Wien (SK) Mit scharfer Kritik reagiert
SPÖ-Rechnungshofsprecher Günther Kräuter auf einen Geschäftsordnungstrick der FPÖ in der vergangenen Parlamentswoche, wodurch die von der SPÖ geplante Diskussion zum Lkw-Wahnsinn auf Österreichs Bundes- und Landesstraßen mit dem zuständigen Minister Gorbach verhindert wurde. Kräuter: "Die FPÖ hat mit einer alles andere als dringenden Anfragebesprechung einer SPÖ-Anfrage zum Sport eine Debatte mit FPÖ-Verkehrsminister Hubert Gorbach zu den brennenden Verkehrsproblemen abgewürgt. Ich protestiere im Namen der in vielen Regionen in völlig unzumutbarer Weise betroffenen Bevölkerung gegen diese ungeheuerliche Vorgangsweise." ****

Das Gorbach über seinen Kabinettchef in einem Leserbrief in der heutigen "Kleinen Zeitung" auch noch wissen lasse, dass "es dem Demokratieverständnis unseres Vizekanzlers entspreche, dass er das Gespräch mit den gewählten Volksvertretern als oberste Priorität einstufe", sei "eine Dreistigkeit der besonderen Art", merkte Kräuter an.

Die Ergebnisse des groß angekündigten "Mautgipfels" von vergangener Woche hinter verschlossenen Türen wertet der SPÖ-Rechnungshofsprecher als "reines Ablenkungsmanöver" von den Problemen und als "untauglichen Versuch, die Bevölkerung für dumm zu verkaufen".

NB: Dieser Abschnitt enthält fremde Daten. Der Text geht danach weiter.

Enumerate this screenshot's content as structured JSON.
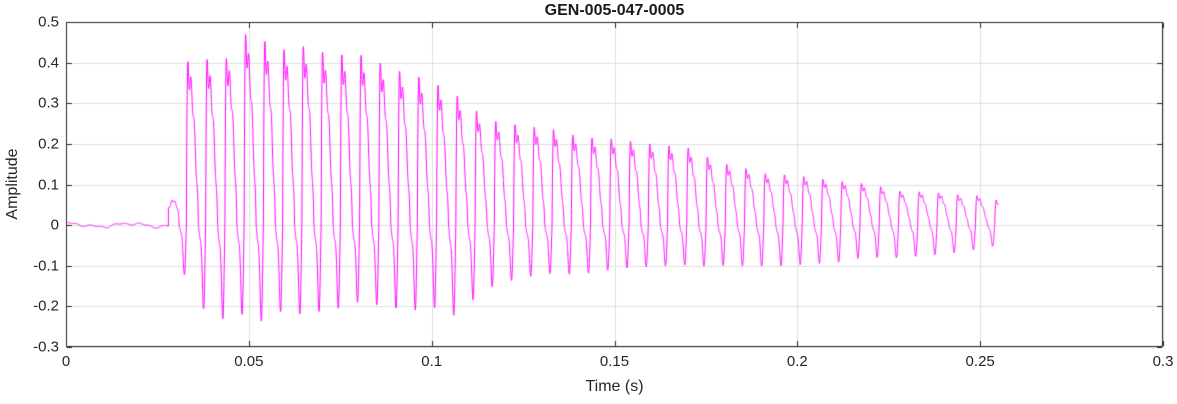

Kräuter: "Die einzige Handlung Gorbachs, zu einer nüchternen Analyse aufzurufen, ist entschieden zu wenig für einen zuständigen Verkehrsminister. Die tatsächlichen Probleme der Mautflucht und die gravierenden technischen Mängel des Mautsystems sind einmal mehr verdrängt und verleugnet worden. In Wahrheit steht die betroffene Bevölkerung heute vor dem Ergebnis der Inkompetenz von vier FPÖ-Ministern - Schmid, Forstinger, Reichhold, Gorbach - in vier Jahren, die allesamt in der Verkehrspolitik jämmerlich versagt haben."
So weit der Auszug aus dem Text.